### Named Entity Recognition

In [1]:
import spacy
nlp = spacy.load('en_core_web_lg')

#### 1. Defining Entity Function

In [9]:
doc = nlp('Google is the child company of Alphabet. It is a US based organization.')
def show_entities(doc):
    if doc.ents:
        for ent in doc.ents:
            print(ent,'|',ent.label_,'|',spacy.explain(ent.label_))
    else:
        print("No entities found")
show_entities(doc)

Google | ORG | Companies, agencies, institutions, etc.
Alphabet | ORG | Companies, agencies, institutions, etc.
US | GPE | Countries, cities, states


In [11]:
show_entities(nlp('I am feeling dizzy today.'))

today | DATE | Absolute or relative dates or periods


In [12]:
show_entities(nlp('I am feeling dizzy.'))

No entities found


#### 2. Adding new Entity - One at a time

In [35]:
from spacy.tokens import Span as sp
doc = nlp('Gin is one of the biggest giant of shoes')
new_entity = sp(doc,0,1,label = doc.vocab.strings['ORG'])
doc.ents = list(doc.ents) + [new_entity]
show_entities(doc)

Gin | ORG | Companies, agencies, institutions, etc.


#### 3. Adding new Entity - Multiple at a time

In [46]:
from spacy.matcher import PhraseMatcher
doc = nlp('Eating candy and chocolate are both injurious to health.')
m = PhraseMatcher(nlp.vocab)
phrase = ['candy','chocolate']
pattern = [nlp(text) for text in phrase]

m.add('Sweet',None,*pattern)
show_entities(doc)

No entities found


In [52]:
from spacy.tokens import Span as sp
sweet = doc.vocab.strings['Sweet']
found = m(doc)

new_ents = [sp(doc,match[1], match[2],label = 'Sweet') for match in found]

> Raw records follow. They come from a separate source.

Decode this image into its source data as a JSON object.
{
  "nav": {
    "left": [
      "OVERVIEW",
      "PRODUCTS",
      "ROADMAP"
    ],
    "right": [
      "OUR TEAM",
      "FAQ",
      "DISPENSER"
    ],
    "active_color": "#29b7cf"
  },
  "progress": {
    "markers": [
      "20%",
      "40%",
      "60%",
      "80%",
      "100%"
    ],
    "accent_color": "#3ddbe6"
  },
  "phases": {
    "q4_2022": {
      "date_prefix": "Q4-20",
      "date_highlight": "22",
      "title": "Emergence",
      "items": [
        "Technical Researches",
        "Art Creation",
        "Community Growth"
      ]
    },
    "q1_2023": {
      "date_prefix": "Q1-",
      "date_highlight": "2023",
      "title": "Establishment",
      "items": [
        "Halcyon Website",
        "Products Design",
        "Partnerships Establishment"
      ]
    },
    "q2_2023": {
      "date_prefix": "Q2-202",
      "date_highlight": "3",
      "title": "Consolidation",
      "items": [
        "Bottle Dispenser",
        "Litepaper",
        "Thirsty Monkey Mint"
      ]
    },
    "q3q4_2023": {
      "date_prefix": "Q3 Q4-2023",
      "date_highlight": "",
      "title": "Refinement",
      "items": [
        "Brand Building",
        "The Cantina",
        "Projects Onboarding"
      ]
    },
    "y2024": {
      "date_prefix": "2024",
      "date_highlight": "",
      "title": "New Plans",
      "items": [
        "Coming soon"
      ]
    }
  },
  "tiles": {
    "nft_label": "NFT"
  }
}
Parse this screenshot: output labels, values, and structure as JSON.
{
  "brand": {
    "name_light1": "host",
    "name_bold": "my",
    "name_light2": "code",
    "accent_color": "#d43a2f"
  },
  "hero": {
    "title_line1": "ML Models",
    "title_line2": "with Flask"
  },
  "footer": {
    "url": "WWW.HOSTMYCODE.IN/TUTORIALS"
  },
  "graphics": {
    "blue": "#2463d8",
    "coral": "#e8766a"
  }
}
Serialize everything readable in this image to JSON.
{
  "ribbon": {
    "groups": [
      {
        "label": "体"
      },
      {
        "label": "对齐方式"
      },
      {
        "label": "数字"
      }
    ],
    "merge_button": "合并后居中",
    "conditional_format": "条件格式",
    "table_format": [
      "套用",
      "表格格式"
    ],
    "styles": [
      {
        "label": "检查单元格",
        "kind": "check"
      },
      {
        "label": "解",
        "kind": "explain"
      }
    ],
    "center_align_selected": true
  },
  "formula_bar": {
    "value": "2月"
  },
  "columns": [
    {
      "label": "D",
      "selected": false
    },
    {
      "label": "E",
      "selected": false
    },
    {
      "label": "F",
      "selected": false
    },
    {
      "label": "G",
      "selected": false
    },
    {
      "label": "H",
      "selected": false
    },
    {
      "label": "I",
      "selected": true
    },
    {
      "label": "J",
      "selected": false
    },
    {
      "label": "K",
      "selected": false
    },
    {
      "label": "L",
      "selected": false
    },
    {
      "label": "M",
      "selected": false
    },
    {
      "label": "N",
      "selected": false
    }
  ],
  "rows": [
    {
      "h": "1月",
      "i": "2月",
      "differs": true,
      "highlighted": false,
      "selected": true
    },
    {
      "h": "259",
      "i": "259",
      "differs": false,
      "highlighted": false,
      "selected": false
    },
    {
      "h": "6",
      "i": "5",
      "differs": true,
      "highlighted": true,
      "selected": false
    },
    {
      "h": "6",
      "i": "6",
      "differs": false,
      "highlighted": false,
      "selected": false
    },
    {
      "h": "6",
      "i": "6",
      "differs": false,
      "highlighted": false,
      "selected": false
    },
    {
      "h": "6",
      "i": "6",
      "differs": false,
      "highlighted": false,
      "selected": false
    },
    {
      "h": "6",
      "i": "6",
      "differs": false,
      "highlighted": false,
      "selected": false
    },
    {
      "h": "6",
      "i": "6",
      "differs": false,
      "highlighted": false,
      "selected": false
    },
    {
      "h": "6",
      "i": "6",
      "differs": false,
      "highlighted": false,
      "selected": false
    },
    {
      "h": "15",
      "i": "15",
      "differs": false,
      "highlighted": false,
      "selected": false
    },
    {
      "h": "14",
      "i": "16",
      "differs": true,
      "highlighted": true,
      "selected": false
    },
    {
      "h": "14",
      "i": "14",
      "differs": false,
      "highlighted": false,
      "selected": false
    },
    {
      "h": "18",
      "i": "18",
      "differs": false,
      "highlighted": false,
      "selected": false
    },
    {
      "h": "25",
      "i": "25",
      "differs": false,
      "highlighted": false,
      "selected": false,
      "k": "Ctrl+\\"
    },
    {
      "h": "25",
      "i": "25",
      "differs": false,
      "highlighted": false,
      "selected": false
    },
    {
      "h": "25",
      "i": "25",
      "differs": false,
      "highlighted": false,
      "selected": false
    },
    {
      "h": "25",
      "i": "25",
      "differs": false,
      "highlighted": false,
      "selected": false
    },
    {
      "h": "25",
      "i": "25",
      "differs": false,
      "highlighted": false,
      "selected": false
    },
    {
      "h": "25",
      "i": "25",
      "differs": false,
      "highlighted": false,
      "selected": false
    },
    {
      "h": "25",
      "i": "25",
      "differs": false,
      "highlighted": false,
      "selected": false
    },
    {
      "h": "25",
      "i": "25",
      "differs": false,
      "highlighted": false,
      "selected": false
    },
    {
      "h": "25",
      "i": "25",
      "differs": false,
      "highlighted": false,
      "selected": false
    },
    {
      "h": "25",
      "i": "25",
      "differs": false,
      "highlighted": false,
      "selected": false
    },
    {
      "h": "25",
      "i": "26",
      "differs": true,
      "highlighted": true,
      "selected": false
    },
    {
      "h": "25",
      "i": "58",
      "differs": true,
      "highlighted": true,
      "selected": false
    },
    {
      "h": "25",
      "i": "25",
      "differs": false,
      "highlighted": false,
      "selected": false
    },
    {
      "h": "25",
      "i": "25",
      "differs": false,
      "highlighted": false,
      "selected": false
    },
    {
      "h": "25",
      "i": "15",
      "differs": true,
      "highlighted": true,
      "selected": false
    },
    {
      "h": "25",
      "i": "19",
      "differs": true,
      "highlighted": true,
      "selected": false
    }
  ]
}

doc.ents = list(doc.ents) + new_ents
show_entities(doc)

candy | Sweet | None
chocolate | Sweet | None




#### 4. Finding the Specific Tag words

In [63]:
doc = nlp('Google, Apple and Alphabet,china, 10 thousand')
show_entities(doc)

Google | ORG | Companies, agencies, institutions, etc.
Apple | ORG | Companies, agencies, institutions, etc.
Alphabet | ORG | Companies, agencies, institutions, etc.
china | GPE | Countries, cities, states
10 thousand | CARDINAL | Numerals that do not fall under another type


In [64]:
[ent for ent in doc.ents if ent.label_ == 'ORG']

[Google, Apple, Alphabet]

In [65]:
[ent for ent in doc.ents if ent.label_ == 'CARDINAL']

[10 thousand]